Die einzelnen Phasen und die Methoden sind sehr ausführlich beschrieben und im Prozess bauen die einzelnen Schritte aufeinander auf. Hervorzuheben ist, dass am Anfang des Buches darauf hingewiesen wird, dass eigene Zukunftsvorstellungen sich auf den Design Futuring-Prozess auswirken. Die Autor*innen motivieren die Leser*innen deshalb dazu, ihre Zukunftsvorstellungen kritisch zu hinterfragen und zu reflektieren. Sie betonen, dass ihr persönlicher Werdegang das Buch und die Auswahl der Methoden in diesem Buch beeinflusst haben und das Buch deshalb nicht objekt ist. Es bleibt allesdings offen, inwiefern die eigene Geschichte das Buch beeinflusst hat. Diese Reflektion wäre durchaus von Interesse, da die Autor*innen dann eventuell auch weitergehende Fragen zur Perspektive dieses Buches klären würden.

Die Projekte am Ende des Buches veranschaulichen einige Methoden und können dabei helfen eigene Ideen für diese Methoden zu finden. Etwas schade ist, dass die Projekte nicht in einen weiteren Kontext eingebettet sind. Die Leser*innen erfahren leider kaum Hintergrundinformationen zu den Projekten, was die Einordnung schwierig macht.

Anzumerken ist außerdem, dass das Buch eine bestimmte Sichtweise auf Zukunftsgestaltung vermittelt und bestimmten gesellschaftlichen Akteur*innen die Rolle der Gestalter*innen zukommen lässt. Die Trägergruppe der Zukunftsgestaltung sind aus der Perspektive dieses Buches vor allem Stakeholder*innen aus Wirtschaft, Politik und Wissenschaft. Den Designer*innen kommt hierbei die Vermittlerrolle zu. Dies wirft die Frage auf, wie partizipativ und inklusiv Zukunftsgestaltung aus dieser Perspektive eigentlich ist. Wer wird in diesem Prozess mitgedacht? Wessen Perspektiven werden aufgewertet, ausgeschlossen oder vergessen?
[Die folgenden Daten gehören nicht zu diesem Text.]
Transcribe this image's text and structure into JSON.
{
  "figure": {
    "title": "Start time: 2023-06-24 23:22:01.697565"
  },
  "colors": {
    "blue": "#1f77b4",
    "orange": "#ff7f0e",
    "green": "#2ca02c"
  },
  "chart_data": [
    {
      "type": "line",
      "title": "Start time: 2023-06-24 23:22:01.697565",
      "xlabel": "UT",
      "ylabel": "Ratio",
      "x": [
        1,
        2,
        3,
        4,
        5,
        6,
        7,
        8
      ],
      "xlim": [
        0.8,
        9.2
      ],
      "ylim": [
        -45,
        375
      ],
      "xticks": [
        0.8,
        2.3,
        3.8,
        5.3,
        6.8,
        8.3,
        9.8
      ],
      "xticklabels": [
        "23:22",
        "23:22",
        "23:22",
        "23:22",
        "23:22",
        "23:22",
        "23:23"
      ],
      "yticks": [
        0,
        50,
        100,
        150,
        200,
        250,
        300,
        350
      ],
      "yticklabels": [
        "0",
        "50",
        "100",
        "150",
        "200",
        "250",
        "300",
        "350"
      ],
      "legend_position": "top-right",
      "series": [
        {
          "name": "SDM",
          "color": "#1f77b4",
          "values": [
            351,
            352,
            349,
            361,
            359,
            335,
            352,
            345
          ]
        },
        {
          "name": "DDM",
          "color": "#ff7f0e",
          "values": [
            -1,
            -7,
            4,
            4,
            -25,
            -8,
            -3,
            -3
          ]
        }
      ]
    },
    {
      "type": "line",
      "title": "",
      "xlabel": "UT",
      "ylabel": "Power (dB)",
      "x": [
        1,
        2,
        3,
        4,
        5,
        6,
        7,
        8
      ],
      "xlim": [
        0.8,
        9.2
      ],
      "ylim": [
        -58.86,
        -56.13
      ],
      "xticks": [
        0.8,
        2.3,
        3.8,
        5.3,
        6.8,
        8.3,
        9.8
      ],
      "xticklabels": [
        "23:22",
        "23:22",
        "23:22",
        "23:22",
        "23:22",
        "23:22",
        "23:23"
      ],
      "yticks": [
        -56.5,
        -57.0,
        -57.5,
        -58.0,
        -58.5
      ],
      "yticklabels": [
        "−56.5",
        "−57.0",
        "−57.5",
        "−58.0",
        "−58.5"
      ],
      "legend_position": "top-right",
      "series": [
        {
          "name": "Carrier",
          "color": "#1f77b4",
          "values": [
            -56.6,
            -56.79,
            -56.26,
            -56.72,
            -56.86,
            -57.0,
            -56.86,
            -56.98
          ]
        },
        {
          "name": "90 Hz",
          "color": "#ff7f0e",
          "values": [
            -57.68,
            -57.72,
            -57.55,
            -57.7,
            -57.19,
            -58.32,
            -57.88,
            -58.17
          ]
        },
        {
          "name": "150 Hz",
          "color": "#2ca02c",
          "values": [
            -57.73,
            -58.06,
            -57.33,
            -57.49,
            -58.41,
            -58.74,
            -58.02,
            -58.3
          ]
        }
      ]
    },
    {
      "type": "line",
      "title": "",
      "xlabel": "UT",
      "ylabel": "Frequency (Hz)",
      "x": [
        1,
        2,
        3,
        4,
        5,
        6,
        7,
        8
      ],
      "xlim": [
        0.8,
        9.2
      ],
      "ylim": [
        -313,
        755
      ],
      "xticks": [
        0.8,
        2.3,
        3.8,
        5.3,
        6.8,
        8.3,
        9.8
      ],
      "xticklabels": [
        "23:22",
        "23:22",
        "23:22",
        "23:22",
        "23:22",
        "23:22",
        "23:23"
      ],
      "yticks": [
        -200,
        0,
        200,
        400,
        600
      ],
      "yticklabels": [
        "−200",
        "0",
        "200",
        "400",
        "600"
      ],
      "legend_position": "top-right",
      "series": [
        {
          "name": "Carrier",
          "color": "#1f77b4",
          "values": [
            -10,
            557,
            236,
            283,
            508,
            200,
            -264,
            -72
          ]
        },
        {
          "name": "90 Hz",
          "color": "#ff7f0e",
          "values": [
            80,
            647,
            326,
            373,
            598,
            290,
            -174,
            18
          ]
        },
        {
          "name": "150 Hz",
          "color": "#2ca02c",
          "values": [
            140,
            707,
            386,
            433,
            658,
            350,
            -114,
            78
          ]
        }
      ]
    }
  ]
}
Das Buch kann seinerseits als Artefakt gesehen werden anhand dessen die Frage aufgeworfen werden kann, wie Zukunftsgestaltung in Gegenwart und Zukunft eigentlich aussehen soll und wem hierbei Gestaltungsmöglichkeiten zukommen.

Groß, Benedikt/Mandir, Eileen (2022): Zukünfte gestalten. Spekulation, Kritik, Innovation. Mit Design Futuring Zukunftsszenarien strategisch erkunden, entwerfen und verhandeln. Mainz: Verlag Hermann Schmidt.

Die Rezension ist entstanden im Seminar Zukunftsentwürfe in/von Wissenschaft, Technik und Kultur (Sommersemester 2023).